This blog post has been contributed by Mr Rick Canavan, Module Convenor for Commercial law.
While he might use differently gendered language today, the statement of Steyn LJ (as he then was) in his judgement in First Energy v Hungarian National Bank that the objective of ‘our’ law of contract is ‘to protect the reasonable expectations of honest men’, can be seen as a perfect encapsulation of decades of case law and doctrine that seem to point in this direction but so often leave this implicit (although much extra-judicial writing is clear on its importance). While the principle of ‘fair dealing’ – which Bingham LJ (as he then was) claims is at the heart of good faith principles in Civil Law systems -may not underpin his judgment in Interfoto Picture Library Ltd v Stiletto Visual Programmes Ltd. the desire to give effect to the reasonable expectations of honest men very well might. The same could be said of dozens of cases that apply the principles of contextual contract interpretation from L. Schuler AG v Wickman Machine Tool Sales Ltd. to Wood v Brittan.
Given this approach is so important to shaping and understanding commercial law as a whole, what are we to make of the Supreme Court’s judgement in Pakistan International Airline Corp. v Times Travel Ltd?
The PIAcase concerned a contract made between PIA and Times Travel. Times was a travel agent who sold tickets on behalf of PIA. Commissions on such ticket sales accounted for a good proportion of their revenues. By 2012, Times claimed PIA owed more GBP1.5m in unpaid commissions. PIA disputed this and indicated it would substantially reduce Times’ ticket allocation under that agreement and sought to agree new terms. Subsequently, PIA and Times entered into a new agreement which included a clause under which Times agreed to not hold PIA liable for previous unpaid commissions but preserved its tickets allocation. Two years later, Times began proceedings to recover the unpaid commissions, claiming they entered into the new contract under duress.
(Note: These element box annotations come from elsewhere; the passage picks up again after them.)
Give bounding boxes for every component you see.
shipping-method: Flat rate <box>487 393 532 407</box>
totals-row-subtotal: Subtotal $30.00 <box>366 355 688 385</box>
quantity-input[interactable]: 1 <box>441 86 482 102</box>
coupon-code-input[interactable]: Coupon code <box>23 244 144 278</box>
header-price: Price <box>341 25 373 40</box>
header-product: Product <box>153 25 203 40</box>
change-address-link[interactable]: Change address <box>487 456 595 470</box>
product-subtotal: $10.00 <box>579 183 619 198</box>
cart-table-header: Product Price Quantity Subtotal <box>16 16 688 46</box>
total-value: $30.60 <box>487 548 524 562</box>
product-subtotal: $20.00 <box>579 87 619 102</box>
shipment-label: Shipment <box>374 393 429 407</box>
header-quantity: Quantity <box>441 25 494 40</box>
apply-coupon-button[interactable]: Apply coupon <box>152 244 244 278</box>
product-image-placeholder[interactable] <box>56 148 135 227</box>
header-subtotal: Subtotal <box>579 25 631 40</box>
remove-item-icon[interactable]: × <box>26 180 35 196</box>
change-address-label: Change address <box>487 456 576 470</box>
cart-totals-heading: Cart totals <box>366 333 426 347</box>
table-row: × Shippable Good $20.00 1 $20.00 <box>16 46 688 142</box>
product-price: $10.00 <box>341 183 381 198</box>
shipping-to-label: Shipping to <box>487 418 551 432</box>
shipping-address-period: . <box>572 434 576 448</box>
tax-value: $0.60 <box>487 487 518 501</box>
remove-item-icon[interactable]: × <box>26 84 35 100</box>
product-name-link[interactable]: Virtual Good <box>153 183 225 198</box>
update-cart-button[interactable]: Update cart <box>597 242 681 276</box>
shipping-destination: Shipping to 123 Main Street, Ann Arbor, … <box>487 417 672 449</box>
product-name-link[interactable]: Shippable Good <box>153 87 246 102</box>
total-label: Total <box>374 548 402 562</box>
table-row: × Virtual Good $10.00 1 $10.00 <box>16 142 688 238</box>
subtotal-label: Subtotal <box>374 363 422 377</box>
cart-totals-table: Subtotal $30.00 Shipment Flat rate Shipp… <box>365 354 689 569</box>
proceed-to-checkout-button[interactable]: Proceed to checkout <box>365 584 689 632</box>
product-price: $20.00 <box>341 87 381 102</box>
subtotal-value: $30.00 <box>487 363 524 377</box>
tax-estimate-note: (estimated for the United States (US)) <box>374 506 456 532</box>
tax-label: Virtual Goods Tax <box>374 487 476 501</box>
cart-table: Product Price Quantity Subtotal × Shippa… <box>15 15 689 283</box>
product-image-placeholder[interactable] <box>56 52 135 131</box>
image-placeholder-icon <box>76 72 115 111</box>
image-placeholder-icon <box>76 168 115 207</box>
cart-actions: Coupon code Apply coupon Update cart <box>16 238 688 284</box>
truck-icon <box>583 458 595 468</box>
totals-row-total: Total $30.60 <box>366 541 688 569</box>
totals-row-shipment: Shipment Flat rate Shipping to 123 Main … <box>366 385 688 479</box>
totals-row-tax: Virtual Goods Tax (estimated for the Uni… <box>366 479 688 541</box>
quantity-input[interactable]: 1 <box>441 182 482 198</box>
Duress normally arises where there are threats to a person or their property, but duress can also be economic, usually a threat of an illegal act, such a breach of contract, which leaves a contracting party with no other viable option but to agree to certain terms. The Supreme Court acknowledged that a reprehensible act, in bad faith, even if lawful could amount to duress. Here, the act was entirely legal albeit it was an act which the Supreme Court acknowledged “was the assertion of its power as a monopoly supplier” (at that time no other airline operated direct services from the UK). Consequently, the Supreme Court did not find this act sufficiently egregious to amount to duress and stated that there would only be lawful act economic duress in the case of a waiver, where the victim had been manoeuvred into a vulnerable position by the other party and the other party knew that in truth they had no defence to the claim that might be bought against them.
The approach of the Supreme Court seems to set the bar extraordinarily high while also providing little guidance as to when it might be cleared. Moreover, this seems to acknowledge that egregious abuse of power, including exploitation (or something close to it) of weaker parties is no more than part of the rough and tumble of commercial life. But is this in line with the reasonable expectations of honest commercial people? That the Supreme Court’s judgement sets such a low standard for behaviour and makes redress so difficult to obtain, perhaps gives us cause to reflect on what reasonable expectations are and may cause us to pause and consider what that tells us about the nature and function of commercial law.